Ogoni: Activist Challenges Presidential Candidates on Growth Plan
Ogoni and environmental rights activist, Mr. Patrick Naagbanton, laments the Nigerian presidential candidates for having no plans to tackle the country’s severe infrastructure problems
Below is an article published by All Voices:
A frontline Ogoni and environmental rights activist, Mr. Patrick Naagbanton, has taken on the presidential candidates of political parties in Nigeria, claiming that they do not seem to have the magic wand to turn the country's economy around for the greater good of the citizens.
Some of the country's presidential candidates for this April polls include Goodluck Jonathan of the Peoples Democratic Party (PDP), Muhammadu Buhari of the Congress for Progressive Change (CPC), Nuhu Ribadu of the Action Congress of Nigeria (ACN), Chris Okotie of Fresh Democratic Party (FDP), among others.
Naagbanton, who is the Co-ordinator of the Centre for Environment, Human Rights and Development, told AkanimoReports at Nchia, in Eleme Local Government Area of Rivers State, in an interview on Wednesday [16 March 2011] that Nigeria was suffering from a severe infrastructure deficit, which according to him, was hindering economic development.
He is claiming that the energy sector alone requires an investment of around $5.00 billion every year, to address the country's significant shortfall in electricity supply.
The activist is of the view that total infrastructure financing needs for the country was around $12 billion each year and just under half of that total was required for the energy sector.
But, it appears, foreign investment would be crucial to significantly reduce the Nigerian energy sectorï's financing profile.
Naagbanton is however, insisting that the way to address country's severe power shortage is with the assistance of the private sector.

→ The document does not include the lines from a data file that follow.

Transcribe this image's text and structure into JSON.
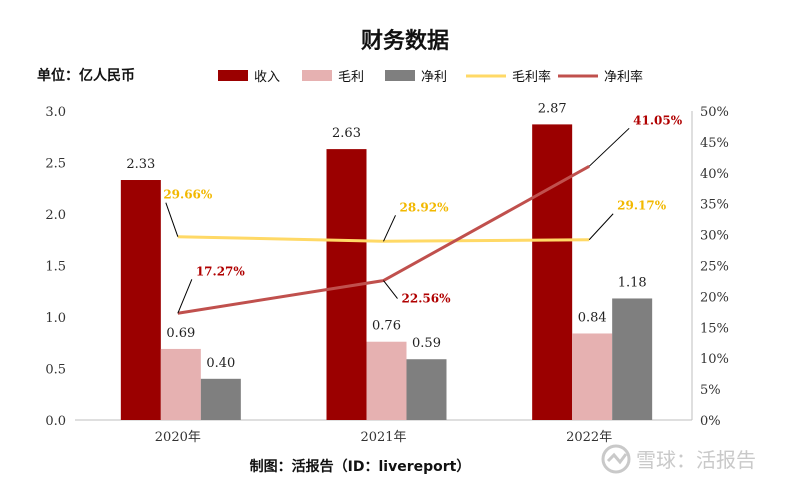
{
  "chart_data": {
    "type": "bar",
    "title": "财务数据",
    "unit_label": "单位：亿人民币",
    "categories": [
      "2020年",
      "2021年",
      "2022年"
    ],
    "series": [
      {
        "name": "收入",
        "kind": "bar",
        "axis": "left",
        "color": "#9b0000",
        "values": [
          2.33,
          2.63,
          2.87
        ],
        "labels": [
          "2.33",
          "2.63",
          "2.87"
        ]
      },
      {
        "name": "毛利",
        "kind": "bar",
        "axis": "left",
        "color": "#e6b1b1",
        "values": [
          0.69,
          0.76,
          0.84
        ],
        "labels": [
          "0.69",
          "0.76",
          "0.84"
        ]
      },
      {
        "name": "净利",
        "kind": "bar",
        "axis": "left",
        "color": "#7f7f7f",
        "values": [
          0.4,
          0.59,
          1.18
        ],
        "labels": [
          "0.40",
          "0.59",
          "1.18"
        ]
      },
      {
        "name": "毛利率",
        "kind": "line",
        "axis": "right",
        "color": "#ffd966",
        "label_color": "#f2b800",
        "values": [
          29.66,
          28.92,
          29.17
        ],
        "labels": [
          "29.66%",
          "28.92%",
          "29.17%"
        ]
      },
      {
        "name": "净利率",
        "kind": "line",
        "axis": "right",
        "color": "#c0504d",
        "label_color": "#b00000",
        "values": [
          17.27,
          22.56,
          41.05
        ],
        "labels": [
          "17.27%",
          "22.56%",
          "41.05%"
        ]
      }
    ],
    "ylim": [
      0,
      3.0
    ],
    "y_ticks": [
      "0.0",
      "0.5",
      "1.0",
      "1.5",
      "2.0",
      "2.5",
      "3.0"
    ],
    "y2lim": [
      0,
      50
    ],
    "y2_ticks": [
      "0%",
      "5%",
      "10%",
      "15%",
      "20%",
      "25%",
      "30%",
      "35%",
      "40%",
      "45%",
      "50%"
    ],
    "grid": false,
    "legend_position": "top"
  },
  "footer": {
    "source": "制图：活报告（ID：livereport）",
    "watermark": "雪球：活报告"
  }
}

''It is essential that the presidential candidates of political parties focus on the creation of Public-Private Partnerships (PPPs) to attract more private sector investment'', he said, pointing out that the best PPP units had established programmes of prioritised investment opportunities with features including clear political support, a proper legal and regulatory structure, a transparent procurement framework, and support services to facilitate implementing project timetables.
Adding, he said, ''these features reduced uncertainty, lowered the risk profile, and improved viability of PPP projects. And very importantly, Nigeria must develop her energy needs in a clean way''.